Thursday, September 13, 2012

How do fecal egg counts compare?

This was a difficult year for internal parasites, as only seven goats officially qualified for the sale. As the test and summer progressed, fecal egg counts and FAMACHA© scores continued to increase. This trend was not reversed until some of the wormier goats were dewormed.

How does this year compare to previous test years?
Last year, fecal egg counts got significantly higher, but not until mid-September, when moisture returned. 2009 and 2010 were both dry years, so egg counts never really got that high and few goats required deworming

There were some problems early in the test in 2010, due to the ineffectiveness of the initial deworming (levamisole was off the market). In 2009, the last "wet" year, egg counts peaked at d-70 and declined rapidly after a significant number of goats were dewormed.

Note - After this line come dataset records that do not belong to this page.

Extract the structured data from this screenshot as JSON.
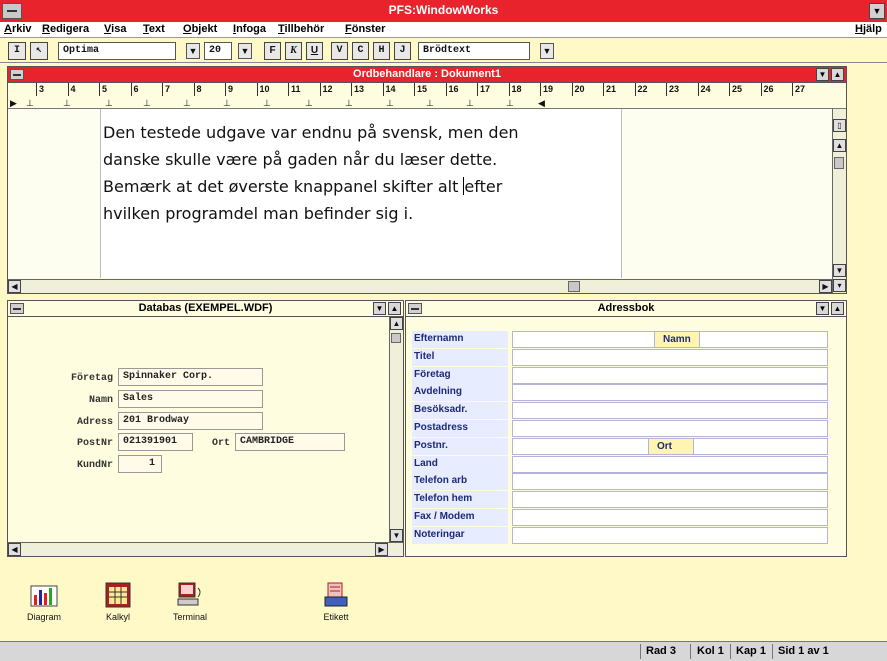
{
  "app": {
    "title": "PFS:WindowWorks"
  },
  "menu": {
    "items": [
      "Arkiv",
      "Redigera",
      "Visa",
      "Text",
      "Objekt",
      "Infoga",
      "Tillbehör",
      "Fönster"
    ],
    "help": "Hjälp"
  },
  "toolbar": {
    "font": "Optima",
    "size": "20",
    "bold": "F",
    "italic": "K",
    "underline": "U",
    "align_left": "V",
    "align_center": "C",
    "align_right": "H",
    "align_justify": "J",
    "style": "Brödtext"
  },
  "word_processor": {
    "title": "Ordbehandlare : Dokument1",
    "ruler": [
      "3",
      "4",
      "5",
      "6",
      "7",
      "8",
      "9",
      "10",
      "11",
      "12",
      "13",
      "14",
      "15",
      "16",
      "17",
      "18",
      "19",
      "20",
      "21",
      "22",
      "23",
      "24",
      "25",
      "26",
      "27"
    ],
    "lines": [
      "Den testede udgave var endnu på svensk, men den",
      "danske skulle være på gaden når du læser dette.",
      "Bemærk at det øverste knappanel skifter alt ",
      "efter",
      "hvilken programdel man befinder sig i."
    ]
  },
  "database": {
    "title": "Databas (EXEMPEL.WDF)",
    "fields": {
      "company_label": "Företag",
      "company_value": "Spinnaker Corp.",
      "name_label": "Namn",
      "name_value": "Sales",
      "address_label": "Adress",
      "address_value": "201 Brodway",
      "zip_label": "PostNr",
      "zip_value": "021391901",
      "city_label": "Ort",
      "city_value": "CAMBRIDGE",
      "customer_label": "KundNr",
      "customer_value": "1"
    }
  },
  "address_book": {
    "title": "Adressbok",
    "labels": [
      "Efternamn",
      "Titel",
      "Företag",
      "Avdelning",
      "Besöksadr.",
      "Postadress",
      "Postnr.",
      "Land",
      "Telefon arb",
      "Telefon hem",
      "Fax / Modem",
      "Noteringar"
    ],
    "name_label": "Namn",
    "city_label": "Ort"
  },
  "desktop_icons": [
    "Diagram",
    "Kalkyl",
    "Terminal",
    "Etikett"
  ],
  "statusbar": {
    "row": "Rad 3",
    "col": "Kol 1",
    "chapter": "Kap 1",
    "page": "Sid 1 av 1"
  }
}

In 2012, the goats started the test with the highest level of worm infection. Fortunately, the triple deworming was very effective at reducing egg counts and eliminating the worm load.  The test goats were then given a low dose of worm larvae (L3), in hopes of "seeding" the pastures with worm eggs.

In a "normal" summer, egg counts will climb through the summer until a significant number of goats become clinically parasitized. After the susceptible animals are dewormed with an effective anthelmintic, egg counts will go down. The resistant goats will maintain low egg counts throughout the summer. This is what occurred in 2012.